En Champagne, « au temps des Romains et de l’évêque de Reims, Saint Rémi, on ne buvait que du vin tranquille, puis il s’est mis à mousser et c’est devenu un vin diable, un vin saute-bouchons. » Eugène Mercier n’a jamais été tranquille, lui aussi est né diable, et il a grandi saute-bouchons. Différent, il est devenu quelqu’un.
Eugène Mercier naît en 1838 à Epernay. Enfant naturel, souvent traité de batard, il ne saura jamais qui était son père. Il est un enfant intelligent, doux, travailleur. Sa mère est couturière. A treize ans, il part travailler chez un viticulteur. A cette époque, le commerce du Champagne est récent. Les vignerons boivent leur vin tranquille, le vin effervescent est exporté, c’est un produit de luxe, réservé aux élites. Les grands noms se retrouvent sur les tables des cours d’Europe et même en Amérique.
Eugène Mercier a appris la viticulture, la tonnellerie, l’embouteillage, la conservation, le conditionnement du Champagne. Commis chez un notaire, il s’est initié aux écritures, aux transactions. Mais il ne veut plus travailler pour les autres. Il est pauvre, mais « riche d’idées, d’énergie et d’audace. » Il veut que le vin des rois devienne le vin des fêtes, que le Champagne soit accessible à toutes les bourses. « Vendre le meilleur vin pour en vendre plus, et en vendre plus pour le vendre moins cher ». A vingt et un ans, il sort ses premières bouteilles millésimées.
C’est un visionnaire et un génie : il a inventé un système de galeries creusées dans la craie, il fait communiquer ses caves avec le chemin de fer, caves éclairées à l’électricité et desservies également par un ascenseur électrique. Il a fait construire le plus grand foudre en Hongrie présenté à l’Exposition Universelle de 1889. A celle de 1900, son nom ornait un ballon captif, et il commanda aux Frères Lumière le premier film publicitaire de tous les temps…

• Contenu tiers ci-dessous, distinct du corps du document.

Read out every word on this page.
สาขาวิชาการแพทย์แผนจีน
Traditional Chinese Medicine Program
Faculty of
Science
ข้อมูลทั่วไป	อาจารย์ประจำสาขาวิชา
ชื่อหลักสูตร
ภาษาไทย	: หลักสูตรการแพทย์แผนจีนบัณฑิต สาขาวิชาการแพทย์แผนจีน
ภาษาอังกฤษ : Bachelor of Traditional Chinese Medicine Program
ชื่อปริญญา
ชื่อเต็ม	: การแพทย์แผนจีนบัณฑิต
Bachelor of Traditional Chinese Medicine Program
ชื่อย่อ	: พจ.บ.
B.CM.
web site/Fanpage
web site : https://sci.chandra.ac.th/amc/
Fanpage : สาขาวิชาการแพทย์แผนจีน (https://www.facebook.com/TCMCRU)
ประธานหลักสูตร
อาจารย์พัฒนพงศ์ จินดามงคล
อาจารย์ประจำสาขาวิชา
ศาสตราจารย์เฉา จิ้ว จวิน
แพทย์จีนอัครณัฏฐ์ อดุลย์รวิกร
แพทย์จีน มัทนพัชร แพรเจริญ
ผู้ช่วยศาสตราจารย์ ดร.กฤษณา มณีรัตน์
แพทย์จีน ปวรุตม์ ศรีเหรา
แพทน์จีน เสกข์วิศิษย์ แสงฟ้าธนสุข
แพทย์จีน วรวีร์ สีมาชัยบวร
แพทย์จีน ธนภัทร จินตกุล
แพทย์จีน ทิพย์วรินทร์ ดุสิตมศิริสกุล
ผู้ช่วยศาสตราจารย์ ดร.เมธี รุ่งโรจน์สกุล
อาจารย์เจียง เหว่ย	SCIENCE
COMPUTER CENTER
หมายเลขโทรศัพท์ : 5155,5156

Ca c’est l’histoire, la vraie, celle que nous livre Lorraine Fouchet, dont il était l’arrière-arrière grand-père. Mais comme elle est également romancière, elle nous offre ce roman où elle a mêlé la fiction à la biographie, inventant un journal intime qu’aurait tenu Eugène, des amis et un lourd secret de famille que découvrira Mary, une américaine, un siècle plus tard.
Un roman très intéressant à la mémoire d’un pionnier.